Wiele badań wykonuje się bez odpowiedzi na pytanie: do czego potrzebny mi ten wynik? Popularne stało się oznaczanie różnych pierwiastków i witamin. Zazwyczaj okazuje się, że stężenia są w normie. Jeśli jednak nie, to byłabym daleka od suplementowania związku, w oparciu o jedno badanie. Pierwiastki w organizmie mają swoją rolę. I różny zakres norma w zależności od wieku a czasem od płci. Nie każde obniżone stężenie pierwiastka jest niedoborem i nie każdy niedobór należy od razu suplementować. Poza tym ja wybieram spożycie potrzebnych składników z jedzeniem zamiast kropelek czy kapsułek.

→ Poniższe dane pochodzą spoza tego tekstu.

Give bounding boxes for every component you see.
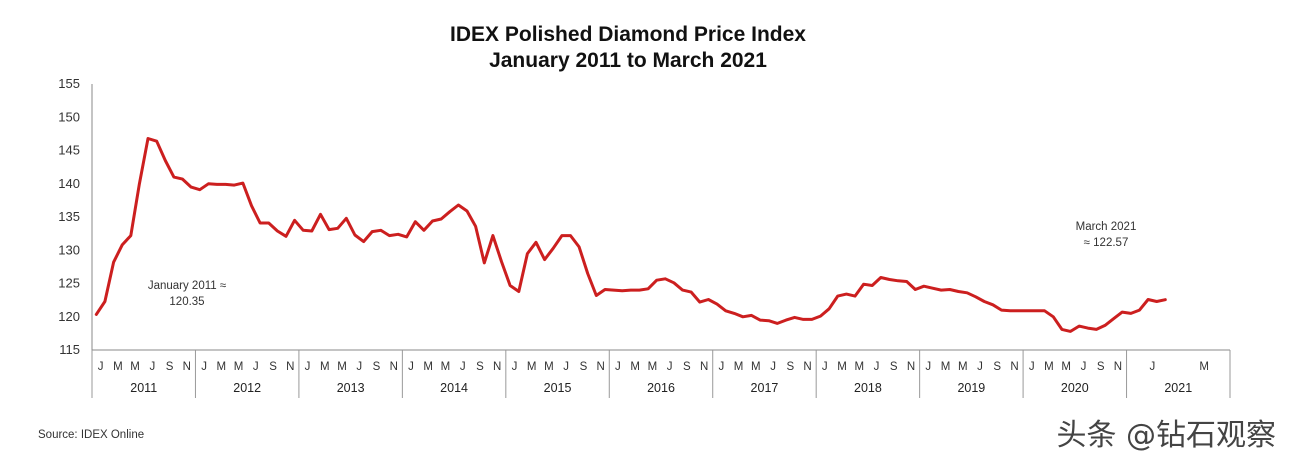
year-label: 2019 [957,381,985,395]
month-tick-label: M [751,361,761,373]
month-tick-label: M [217,361,227,373]
month-tick-label: N [286,361,294,373]
month-tick-label: M [544,361,554,373]
y-tick-label: 130 [58,242,80,257]
y-tick-label: 135 [58,209,80,224]
month-tick-label: S [786,361,794,373]
month-tick-label: S [269,361,277,373]
month-tick-label: M [1061,361,1071,373]
month-tick-label: S [580,361,588,373]
year-label: 2014 [440,381,468,395]
annotation-label: January 2011 ≈ [148,280,226,292]
month-tick-label: J [822,361,828,373]
month-tick-label: J [356,361,362,373]
month-tick-label: N [1114,361,1122,373]
year-label: 2020 [1061,381,1089,395]
source-note: Source: IDEX Online [38,429,145,441]
annotation-label: ≈ 122.57 [1084,237,1129,249]
year-label: 2021 [1164,381,1192,395]
month-tick-label: J [460,361,466,373]
month-tick-label: M [941,361,951,373]
year-label: 2012 [233,381,261,395]
y-tick-label: 145 [58,143,80,158]
chart-title: IDEX Polished Diamond Price Index Januar… [0,22,1256,74]
month-tick-label: S [373,361,381,373]
month-tick-label: J [718,361,724,373]
year-label: 2017 [751,381,779,395]
month-tick-label: J [874,361,880,373]
y-tick-label: 140 [58,176,80,191]
month-tick-label: S [890,361,898,373]
month-tick-label: M [423,361,433,373]
month-tick-label: N [907,361,915,373]
month-tick-label: J [615,361,621,373]
month-tick-label: M [337,361,347,373]
month-tick-label: S [1097,361,1105,373]
month-tick-label: J [408,361,414,373]
y-tick-label: 155 [58,76,80,91]
month-tick-label: J [149,361,155,373]
month-tick-label: M [234,361,244,373]
month-tick-label: M [441,361,451,373]
month-tick-label: M [648,361,658,373]
series-line [94,137,1167,333]
month-tick-label: N [803,361,811,373]
month-tick-label: N [700,361,708,373]
month-tick-label: J [1150,361,1156,373]
month-tick-label: J [770,361,776,373]
month-tick-label: M [630,361,640,373]
year-label: 2013 [337,381,365,395]
month-tick-label: M [1199,361,1209,373]
annotation-label: 120.35 [169,296,204,308]
month-tick-label: M [958,361,968,373]
y-tick-label: 120 [58,309,80,324]
month-tick-label: S [166,361,174,373]
month-tick-label: M [837,361,847,373]
annotation-label: March 2021 [1076,221,1137,233]
month-tick-label: J [201,361,207,373]
watermark: 头条 @钻石观察 [1056,418,1276,453]
year-label: 2016 [647,381,675,395]
month-tick-label: N [183,361,191,373]
month-tick-label: M [1044,361,1054,373]
chart-subtitle: January 2011 to March 2021 [489,49,767,72]
month-tick-label: N [493,361,501,373]
y-tick-label: 115 [59,342,80,357]
month-tick-label: J [512,361,518,373]
y-tick-label: 150 [58,109,80,124]
month-tick-label: J [977,361,983,373]
month-tick-label: N [1010,361,1018,373]
month-tick-label: M [854,361,864,373]
chart-title-main: IDEX Polished Diamond Price Index [450,23,806,46]
month-tick-label: M [113,361,123,373]
year-label: 2011 [130,381,157,395]
month-tick-label: J [98,361,104,373]
month-tick-label: J [667,361,673,373]
month-tick-label: J [305,361,311,373]
month-tick-label: M [130,361,140,373]
year-label: 2018 [854,381,882,395]
month-tick-label: J [1029,361,1035,373]
month-tick-label: N [596,361,604,373]
year-label: 2015 [544,381,572,395]
month-tick-label: J [925,361,931,373]
month-tick-label: M [527,361,537,373]
month-tick-label: M [734,361,744,373]
month-tick-label: N [390,361,398,373]
y-tick-label: 125 [58,276,80,291]
month-tick-label: S [476,361,484,373]
month-tick-label: J [253,361,259,373]
month-tick-label: S [683,361,691,373]
month-tick-label: M [320,361,330,373]
month-tick-label: J [563,361,569,373]
month-tick-label: S [993,361,1001,373]
month-tick-label: J [1081,361,1087,373]
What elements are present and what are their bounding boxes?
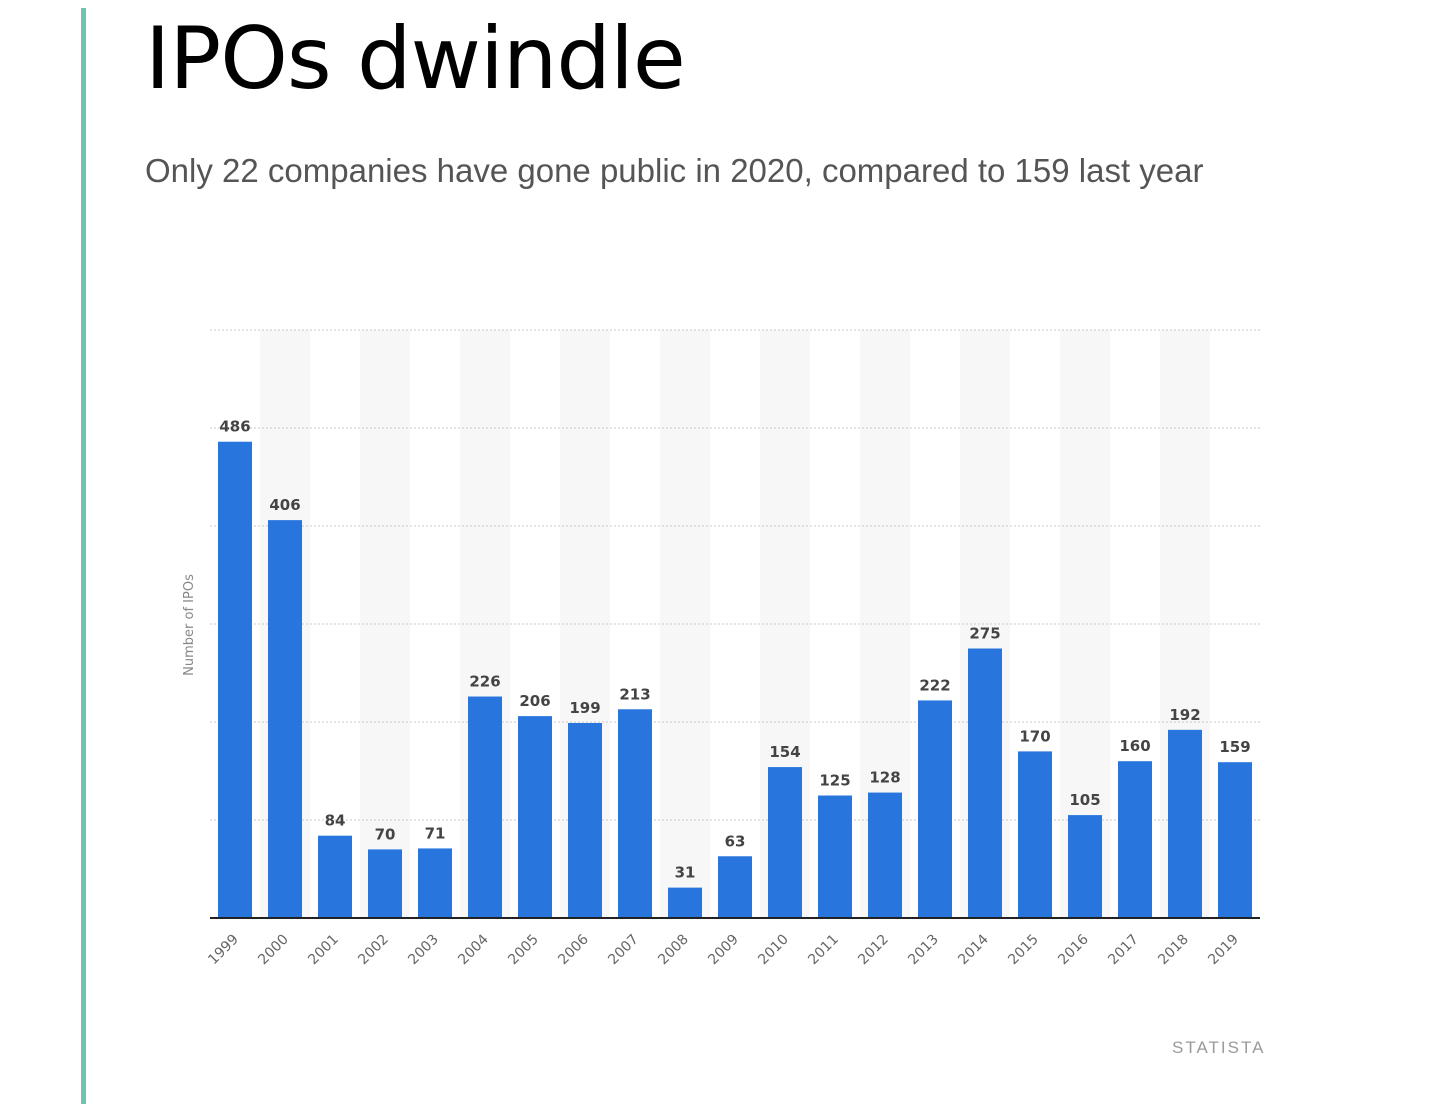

Na końcu zapominamy o badaniach typu pomiar masy ciała, ciśnienia tętniczego czy badania wzroku, słuchu albo zębów. Robiąc badania z pytaniem, czy wszystko jest w porządku, nie znajdziemy odpowiedzi na pytanie, czy dziecko dobrze widzi. Czy dobrze słyszy. Pewnych rzeczy w badaniu krwi nie zobrazujemy.
Dlatego dla mnie ważniejszy jest cały wgląd w dziecko, patrzenie na nie całościowo. Obserwacja rozwoju dziecka. Badanie wzrokiem, dotykiem i słuchem. Dla mnie badaniem, które nigdy fałszywie nie wyjdzie, jest po prostu badanie bilansowe. Od niego zaczynam poszukiwanie „czy wszystko jest w porządku” i do tego badania zapraszam.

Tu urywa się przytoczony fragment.